L’accusa principale riguardava l’abbattimento di alzavole e germani in un’area che, secondo la polizia provinciale, sarebbe stata protetta e quindi interdetta alla caccia. La difesa ha però sostenuto che i due si trovavano all’interno di un’azienda faunistico-venatoria, dove l’attività delle venatoria è consentita. Il proprietario della valle affittava regolarmente le “botti” per la caccia e non è mai stato indagato, segno che anche per lui l’area era lecita. Se si fosse trattato davvero di una zona vietata, l’accusa avrebbe dovuto riguardare anche lui. Inoltre, la polizia provinciale sosteneva che vi fossero tabelle segnaletiche che indicavano il divieto di caccia, ma la difesa ha contestato questa affermazione, sostenendo che tali cartelli non esistevano. Un altro punto dell’accusa riguardava l’uso di richiami acustici vietati, dispositivi che imitano il canto dei volatili al fine di farli fermare in quell’area. Gli agenti affermavano di averli sentiti, ma per la difesa il suono poteva provenire da altri cacciatori, dato che in valle le distanze sono ingannevoli e un rumore a 200 metri può sembrare a dieci. Inoltre, non furono trovate prove concrete dell’uso di richiami. La polizia provinciale dichiarò che uno dei due cacciatori era uscito dalla botte nel tentativo di nascondere i dispositivi o lanciarli in acqua, ma la difesa ha smentito anche questo punto, evidenziando che il controllo dell’area fu approssimativo. La ricerca dei richiami non fu approfondita perché gli agenti ritenevano che il fondale fosse melmoso e impraticabile per un sommozzatore, che pure era stato chiamato sul posto. Tuttavia, secondo la difesa, si trattava di un’ulteriore valutazione errata: l’acqua era limpida, profonda appena 30 centimetri e con un fondo solido, quindi un’eventuale verifica sarebbe stata possibile.

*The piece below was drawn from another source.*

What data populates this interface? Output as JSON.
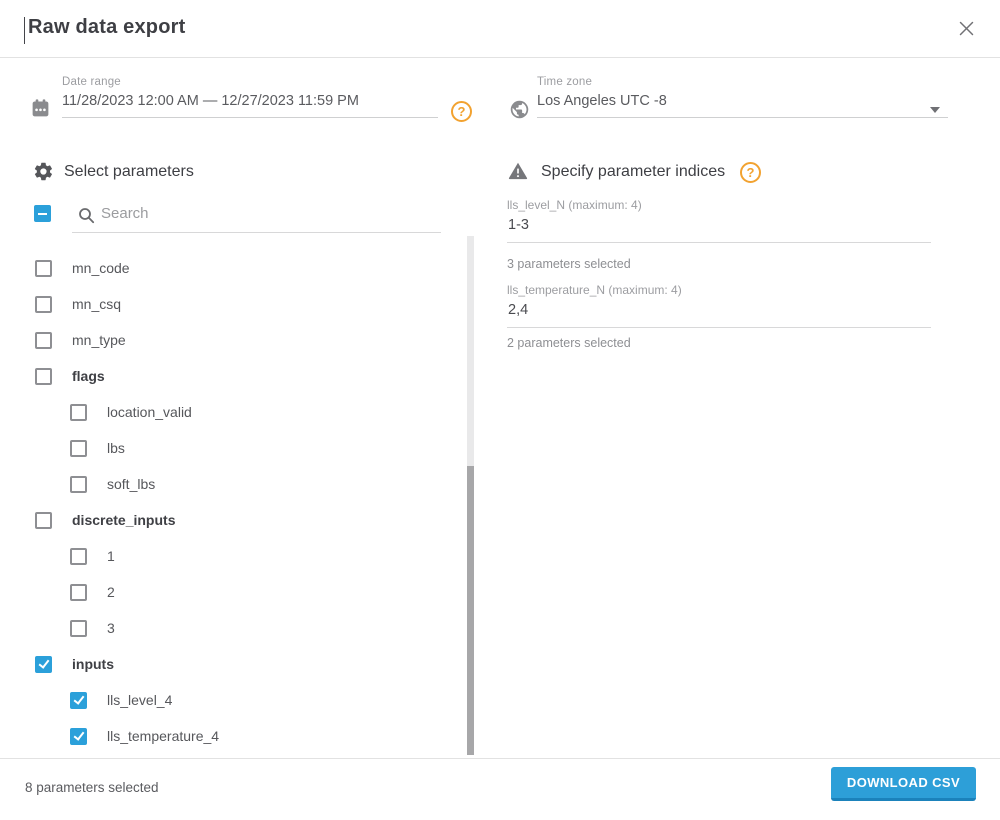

Infine, la difesa ha chiarito che uno dei due uomini non aveva armi e si trovava lì solo per assistere. Il fatto che fosse vestito da caccia non provava la sua partecipazione all’attività venatoria. Inoltre, lo smacco patito per quell’episodio lo avevano portato ad abbandonare l’attività venatoria. Alla luce di tutte queste incongruenze, il giudice Tommaso Peone ha assolto entrambi gli imputati dai capi d’imputazione per "perché il fatto non sussiste" e "perché il fatto non costituisce reato".